Published Mar 20, 2001
bmaury
3 Posts
I am interested in finding how any of you might have used Nola Pender's Health Promotion model in your school health setting. This is a little research project for me and I would appreciate the input.
MollyJ
648 Posts
I started with Pender late in grad school but have since gravitated toward Prochaska and Diclemente's model of behavior change (called The Transtheoretical Approach to the Process of Change) because it fit what I did the best and my focus in my practice had always been dangerous health behaviors like sex and now drugs and alcohol.

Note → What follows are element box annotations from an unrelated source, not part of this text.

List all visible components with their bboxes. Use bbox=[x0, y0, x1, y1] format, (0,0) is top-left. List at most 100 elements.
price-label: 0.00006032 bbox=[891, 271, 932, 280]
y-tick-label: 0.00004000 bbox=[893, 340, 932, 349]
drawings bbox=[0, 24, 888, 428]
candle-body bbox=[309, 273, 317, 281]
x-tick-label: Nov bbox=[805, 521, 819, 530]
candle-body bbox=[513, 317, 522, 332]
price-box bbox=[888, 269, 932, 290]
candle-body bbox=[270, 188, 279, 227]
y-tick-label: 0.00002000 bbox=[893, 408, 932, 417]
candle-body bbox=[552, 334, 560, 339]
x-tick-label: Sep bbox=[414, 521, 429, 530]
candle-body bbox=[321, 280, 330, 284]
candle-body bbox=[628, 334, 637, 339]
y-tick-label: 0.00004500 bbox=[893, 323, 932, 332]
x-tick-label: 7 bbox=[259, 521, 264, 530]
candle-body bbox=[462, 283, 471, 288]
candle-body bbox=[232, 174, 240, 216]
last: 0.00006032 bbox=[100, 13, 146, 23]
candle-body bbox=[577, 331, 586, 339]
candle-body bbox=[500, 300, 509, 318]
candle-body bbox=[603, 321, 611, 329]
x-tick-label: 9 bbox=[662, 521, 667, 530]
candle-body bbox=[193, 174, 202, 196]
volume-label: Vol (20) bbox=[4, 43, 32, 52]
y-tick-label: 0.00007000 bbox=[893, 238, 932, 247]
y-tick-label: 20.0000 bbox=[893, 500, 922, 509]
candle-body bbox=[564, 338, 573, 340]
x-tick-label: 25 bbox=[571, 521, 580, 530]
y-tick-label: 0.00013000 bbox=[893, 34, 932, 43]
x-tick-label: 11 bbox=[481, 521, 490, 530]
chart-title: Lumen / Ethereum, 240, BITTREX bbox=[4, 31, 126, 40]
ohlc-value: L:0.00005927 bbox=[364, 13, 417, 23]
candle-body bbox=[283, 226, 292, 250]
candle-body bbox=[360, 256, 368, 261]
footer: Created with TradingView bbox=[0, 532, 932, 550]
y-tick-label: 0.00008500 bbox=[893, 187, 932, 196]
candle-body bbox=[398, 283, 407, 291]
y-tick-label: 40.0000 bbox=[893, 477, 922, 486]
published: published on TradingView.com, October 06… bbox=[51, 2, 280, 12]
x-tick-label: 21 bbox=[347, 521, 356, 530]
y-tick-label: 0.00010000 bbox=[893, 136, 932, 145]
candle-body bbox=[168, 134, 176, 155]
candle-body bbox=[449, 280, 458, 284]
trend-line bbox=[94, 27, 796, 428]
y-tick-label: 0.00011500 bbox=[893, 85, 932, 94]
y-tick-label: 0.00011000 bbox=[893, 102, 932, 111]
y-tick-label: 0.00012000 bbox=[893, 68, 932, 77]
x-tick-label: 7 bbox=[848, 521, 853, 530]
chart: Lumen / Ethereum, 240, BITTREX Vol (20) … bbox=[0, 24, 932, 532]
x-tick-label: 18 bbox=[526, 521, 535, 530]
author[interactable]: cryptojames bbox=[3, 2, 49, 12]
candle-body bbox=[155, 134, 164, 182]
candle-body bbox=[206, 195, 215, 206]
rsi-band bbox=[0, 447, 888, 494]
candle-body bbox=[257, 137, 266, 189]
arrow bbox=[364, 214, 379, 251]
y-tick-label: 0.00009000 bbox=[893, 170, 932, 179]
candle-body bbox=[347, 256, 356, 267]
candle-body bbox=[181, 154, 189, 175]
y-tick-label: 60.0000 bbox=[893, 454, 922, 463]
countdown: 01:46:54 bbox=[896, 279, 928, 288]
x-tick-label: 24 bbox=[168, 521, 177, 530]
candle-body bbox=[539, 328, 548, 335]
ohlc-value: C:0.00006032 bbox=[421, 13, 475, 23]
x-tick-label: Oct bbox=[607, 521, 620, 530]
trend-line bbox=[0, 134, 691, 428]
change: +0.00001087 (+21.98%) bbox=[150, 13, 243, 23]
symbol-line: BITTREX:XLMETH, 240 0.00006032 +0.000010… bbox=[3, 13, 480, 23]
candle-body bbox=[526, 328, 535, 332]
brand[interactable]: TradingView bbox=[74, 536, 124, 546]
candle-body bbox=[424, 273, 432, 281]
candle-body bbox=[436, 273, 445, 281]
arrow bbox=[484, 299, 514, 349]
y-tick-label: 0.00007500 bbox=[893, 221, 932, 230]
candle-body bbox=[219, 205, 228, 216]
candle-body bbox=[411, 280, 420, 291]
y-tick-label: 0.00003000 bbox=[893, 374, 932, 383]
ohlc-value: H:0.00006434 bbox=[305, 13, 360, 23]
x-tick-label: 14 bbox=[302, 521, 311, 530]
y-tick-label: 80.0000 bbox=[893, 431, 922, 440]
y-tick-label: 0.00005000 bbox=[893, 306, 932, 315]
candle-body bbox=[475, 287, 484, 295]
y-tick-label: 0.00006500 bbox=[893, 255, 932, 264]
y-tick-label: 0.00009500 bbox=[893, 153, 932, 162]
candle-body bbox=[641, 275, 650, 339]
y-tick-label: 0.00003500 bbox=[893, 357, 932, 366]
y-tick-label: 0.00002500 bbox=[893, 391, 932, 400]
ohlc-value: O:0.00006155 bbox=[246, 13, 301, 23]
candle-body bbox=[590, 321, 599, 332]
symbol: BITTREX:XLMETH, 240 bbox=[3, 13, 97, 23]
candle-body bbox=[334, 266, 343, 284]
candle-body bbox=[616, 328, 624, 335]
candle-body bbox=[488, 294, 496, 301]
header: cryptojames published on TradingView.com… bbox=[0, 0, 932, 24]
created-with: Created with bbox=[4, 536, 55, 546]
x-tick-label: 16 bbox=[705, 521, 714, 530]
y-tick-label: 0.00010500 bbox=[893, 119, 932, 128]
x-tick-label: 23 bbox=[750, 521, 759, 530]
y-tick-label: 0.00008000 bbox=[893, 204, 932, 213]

I found Pender's model kind of sprawly and I was working off of the first edition of her book when a second edition was due but not out. Prochaska and Diclemente much more compactly fit the aspect of Health that interested me the most: how to get people to look at health behaviors and how to deal with it when they just didn't want to change. Prochaska and Diclemente are not nurses. They are psychologists. Compactly, their stages of change are: Pre-contemplation (don't even know or recognize the behavior is a problem); Contemplation (thinking about it; not prepared to change; Preparation; Action; Maintenance; Recycling (recognizes that failure at behavior change is natural and normal and a source of learning); and Termination or exiting the process of change. I've gone on to focus on a form of interaction meant to maximize change from pre contemplation , contemplation and preparion called Motivational Interviewing, which I think is a hugely underrecognized tool for nurses.
I credit Pender with helping me thing in this whole line though. (not very helpful, I know.)